The Russell Westbrook experiment in Los Angeles appears to have reached a point where it’s simply not going to work. While the Lakers continue to talk with teams about a trade, let’s examine three realistic trade destinations for the former MVP.
The Lakers had interest in Terry Rozier during the offseason and nothing has changed on that front. According to Shams Charania of The Athletic, Los Angeles has a “high” level of interest in the point guard at this time. Of course, the most realistic path to a Rozier trade would be a deal that moves Westbrook away from Los Angeles.
With trade rumors in the NBA, there is always much more smoke than fire. And many times, smokescreens dominate what is presented. But if the Lakers truly value Rozier, perhaps there’s a path that lands Westbrook in Charlotte.

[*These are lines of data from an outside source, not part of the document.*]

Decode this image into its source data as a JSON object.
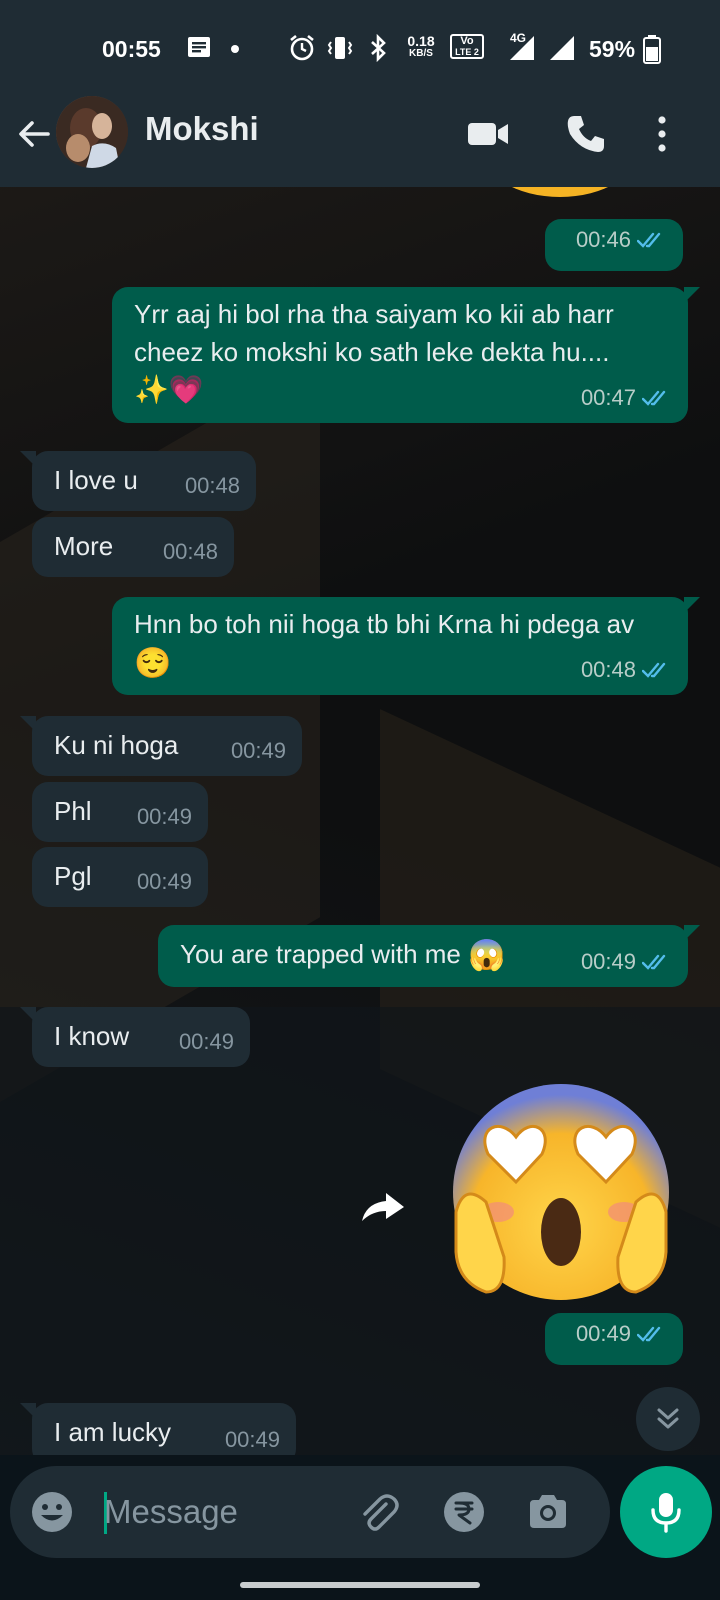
{
  "status_bar": {
    "time": "00:55",
    "net_speed_top": "0.18",
    "net_speed_bottom": "KB/S",
    "volte_top": "Vo",
    "volte_bottom": "LTE 2",
    "network": "4G",
    "battery": "59%"
  },
  "header": {
    "contact_name": "Mokshi"
  },
  "messages": [
    {
      "dir": "out",
      "text": "",
      "time": "00:46"
    },
    {
      "dir": "out",
      "text": "Yrr aaj hi bol rha tha saiyam ko kii ab harr cheez ko mokshi ko sath leke dekta hu....",
      "emoji": "✨💗",
      "time": "00:47"
    },
    {
      "dir": "in",
      "text": "I love u",
      "time": "00:48"
    },
    {
      "dir": "in",
      "text": "More",
      "time": "00:48"
    },
    {
      "dir": "out",
      "text": "Hnn bo toh nii hoga tb bhi Krna hi pdega av",
      "emoji": "😌",
      "time": "00:48"
    },
    {
      "dir": "in",
      "text": "Ku ni hoga",
      "time": "00:49"
    },
    {
      "dir": "in",
      "text": "Phl",
      "time": "00:49"
    },
    {
      "dir": "in",
      "text": "Pgl",
      "time": "00:49"
    },
    {
      "dir": "out",
      "text": "You are trapped with me",
      "emoji": "😱",
      "time": "00:49"
    },
    {
      "dir": "in",
      "text": "I know",
      "time": "00:49"
    },
    {
      "dir": "out",
      "text": "",
      "time": "00:49"
    },
    {
      "dir": "in",
      "text": "I am lucky",
      "time": "00:49"
    }
  ],
  "composer": {
    "placeholder": "Message"
  },
  "icons": {
    "back": "arrow-left-icon",
    "video": "video-camera-icon",
    "call": "phone-icon",
    "menu": "more-vert-icon",
    "emoji": "emoji-icon",
    "attach": "paperclip-icon",
    "payment": "rupee-icon",
    "camera": "camera-icon",
    "mic": "microphone-icon",
    "forward": "forward-icon",
    "scroll": "double-chevron-down-icon"
  },
  "colors": {
    "outgoing_bubble": "#005c4b",
    "incoming_bubble": "#1f2c34",
    "accent": "#00a884",
    "read_tick": "#53bdeb"
  }
}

Trading Gordon Hayward and Rozier for Westbrook and Kendrick Nunn would work salary-wise. What kind of draft compensation would the Hornets require in such a deal? Perhaps not as much as you may think. Hayward (two years left on his deal) and Rozier (four years) both have contracts that extend beyond this season while Westbrook is on an expiring. That could actually be advantageous for a Hornets team that could look to retool around LaMelo Ball next offseason. Still, Charlotte would want some compensation for the pair of veterans and a top-3 protected 2027 first-rounder might be enough to swing a deal.
Charania also notes that the Hornets and Lakers explored the possible framework of three and four-team trade scenarios over the summer, including deals that included Westbrook heading to a third destination.
San Antonio Spurs
The Lakers and Spurs have had talks about Josh Richardson in recent weeks, Charania notes. San Antonio has significant cap space available, though they would need to send out more than just Richardson in a deal. Richardson plus Romeo Langford would work salary wise and perhaps one first and a pair of second-rounders would make San Antonio consider the proposal.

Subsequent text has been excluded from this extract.